4E took the approach of both somewhat narrowing the conceptual breadth (pushing the non-magical archer over into the Ranger, for instance) while increasing the range of mechanical support. I don't feel it really went far enough in either respect, as even the vast majority of fighter utilities still fell into the 'hit stuff harder or be better at taking hits' niche, but at least some support was provided for being more than just to-hit and damage in combat. The 4E fighter has the ability to both force and restrict enemy movements, manoeuvre in combat, as well as impose at least a meaningful fraction of the range of conditions available to other classes (slowed, prone, and dazed being the most readily available to the fighter without the use of magic items) without doing something tactically unwise (such as giving up an entire round worth of damaging attacks by the supposedly most effective attacker ... though they also gave up their claim on that position in the narrowing of the conceptual breadth).
 

Sage Genesis

First Post
My apologies. It was not my intent to attribute views to you that you do not hold.

No need to apologize, it's an honest enough miscommunication. :)

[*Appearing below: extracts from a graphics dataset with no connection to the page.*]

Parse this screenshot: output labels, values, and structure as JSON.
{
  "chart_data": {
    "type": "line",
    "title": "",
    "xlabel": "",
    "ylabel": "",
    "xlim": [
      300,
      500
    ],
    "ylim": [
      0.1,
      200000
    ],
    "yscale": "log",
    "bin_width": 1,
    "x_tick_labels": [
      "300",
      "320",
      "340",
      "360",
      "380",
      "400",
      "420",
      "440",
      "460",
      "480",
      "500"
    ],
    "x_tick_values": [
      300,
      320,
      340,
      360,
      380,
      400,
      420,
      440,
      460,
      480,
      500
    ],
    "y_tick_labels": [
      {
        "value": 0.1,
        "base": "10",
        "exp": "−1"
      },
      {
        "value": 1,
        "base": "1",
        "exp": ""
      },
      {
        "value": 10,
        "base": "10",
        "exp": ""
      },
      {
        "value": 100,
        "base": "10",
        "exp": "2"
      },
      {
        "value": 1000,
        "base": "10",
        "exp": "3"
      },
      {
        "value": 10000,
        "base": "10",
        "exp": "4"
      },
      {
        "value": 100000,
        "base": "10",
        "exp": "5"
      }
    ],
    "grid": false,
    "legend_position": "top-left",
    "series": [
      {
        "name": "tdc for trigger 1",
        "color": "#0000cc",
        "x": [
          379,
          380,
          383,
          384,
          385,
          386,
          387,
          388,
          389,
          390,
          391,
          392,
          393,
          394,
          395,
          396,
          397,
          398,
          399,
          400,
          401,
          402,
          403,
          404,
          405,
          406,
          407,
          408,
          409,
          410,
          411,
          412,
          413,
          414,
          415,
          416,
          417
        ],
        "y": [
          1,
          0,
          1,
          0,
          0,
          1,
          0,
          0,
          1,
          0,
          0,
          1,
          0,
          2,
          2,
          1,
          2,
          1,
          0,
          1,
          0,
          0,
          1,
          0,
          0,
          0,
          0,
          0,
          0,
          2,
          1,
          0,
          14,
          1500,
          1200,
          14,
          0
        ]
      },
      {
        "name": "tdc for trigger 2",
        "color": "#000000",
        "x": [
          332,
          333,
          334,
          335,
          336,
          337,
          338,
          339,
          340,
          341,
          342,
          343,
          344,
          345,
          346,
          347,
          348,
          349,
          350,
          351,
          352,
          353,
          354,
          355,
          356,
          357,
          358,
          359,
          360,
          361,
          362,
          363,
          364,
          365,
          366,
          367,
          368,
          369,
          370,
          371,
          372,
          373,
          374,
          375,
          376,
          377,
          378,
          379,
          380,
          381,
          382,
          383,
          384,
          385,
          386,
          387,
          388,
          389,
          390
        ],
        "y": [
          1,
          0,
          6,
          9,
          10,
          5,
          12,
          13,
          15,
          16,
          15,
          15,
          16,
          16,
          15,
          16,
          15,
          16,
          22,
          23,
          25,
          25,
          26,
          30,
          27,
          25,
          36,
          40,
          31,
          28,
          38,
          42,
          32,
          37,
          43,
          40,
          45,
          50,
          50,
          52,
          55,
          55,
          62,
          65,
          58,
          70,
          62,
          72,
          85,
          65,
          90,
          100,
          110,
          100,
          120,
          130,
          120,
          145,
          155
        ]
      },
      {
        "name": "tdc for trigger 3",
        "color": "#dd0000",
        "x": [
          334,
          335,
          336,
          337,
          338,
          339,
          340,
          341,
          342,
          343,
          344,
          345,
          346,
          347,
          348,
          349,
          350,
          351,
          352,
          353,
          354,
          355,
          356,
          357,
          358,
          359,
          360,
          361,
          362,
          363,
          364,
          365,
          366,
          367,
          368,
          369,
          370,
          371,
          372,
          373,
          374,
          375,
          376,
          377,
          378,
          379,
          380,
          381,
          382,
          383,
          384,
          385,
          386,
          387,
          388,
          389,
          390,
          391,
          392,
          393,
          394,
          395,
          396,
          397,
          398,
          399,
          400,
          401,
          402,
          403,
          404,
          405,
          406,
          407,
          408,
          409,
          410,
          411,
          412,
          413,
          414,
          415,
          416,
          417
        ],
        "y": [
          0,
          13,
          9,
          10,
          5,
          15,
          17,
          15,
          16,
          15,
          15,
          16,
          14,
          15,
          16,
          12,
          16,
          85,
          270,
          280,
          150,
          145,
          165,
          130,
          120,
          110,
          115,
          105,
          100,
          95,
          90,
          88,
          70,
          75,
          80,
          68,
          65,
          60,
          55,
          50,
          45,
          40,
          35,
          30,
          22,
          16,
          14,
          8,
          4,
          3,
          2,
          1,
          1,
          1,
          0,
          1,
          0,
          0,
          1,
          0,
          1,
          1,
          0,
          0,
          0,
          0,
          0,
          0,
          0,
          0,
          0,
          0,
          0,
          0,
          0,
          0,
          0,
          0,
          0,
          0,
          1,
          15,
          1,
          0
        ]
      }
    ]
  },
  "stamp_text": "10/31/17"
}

Yes, I agree that fighters should be mechanically broad ... at least, if we're going to continue to treat them as conceptually broad.

Either we need to provide them the tools to represent the concepts they're supposed to cover, or we need to accept that they don't cover those concepts and (assuming we want those concepts to be modelled in the game) come up with classes that do, to take the burden of supporting them off the shoulders of the fighter.

I would agree with that. Ideally Next would manage to cover a broad range of Fighter-concepts through a combination of sub-classes and backgrounds. I'm not confident it hit that point during the playtest but it might on launch. Or maybe shortly after - 4e didn't have the Druid and Bard on launch either but I was fine with waiting for those. If the Fighter's structure allows for this to happen in the future I will be satisfied.

I'm mostly curious if the Fighter will get any Warlord-esque abilities. Aside from the martial healing thing, the concept of a commander or tactician is a sound one. And it's not a concept that needs to be exclusively represented by the magical music guy.
 

Reyemile

First Post
Though the workload itself needn't be great. You can look at minor changes to existing classes as a way of making them specific to your game. Swap out the Thief of the Red Hand's "Sneak Attack" core mechanic and replace it with perhaps some sort of "Divine Magic" mechanic and now you've got a priesthood of a god of trickery and deceit! It's a new class (since every class is very specific), but the work involved was really quite minor: use Tab B instead of Tab C. Take the yellow lego block and replace it with the blue one.

The hardest part is getting the break points right, and I took a stab at that in the articles (Background for non-combat skills, Basic Abilities for weapon/armor types, a Core Mechanic to fuel your powers, and Class Abilities that define what you get as you level). I think it's viable, though I don't think it's quite all that I'd want personally...lots of room for improvement!
This sounds very much like Legends D20. It does almost exactly this.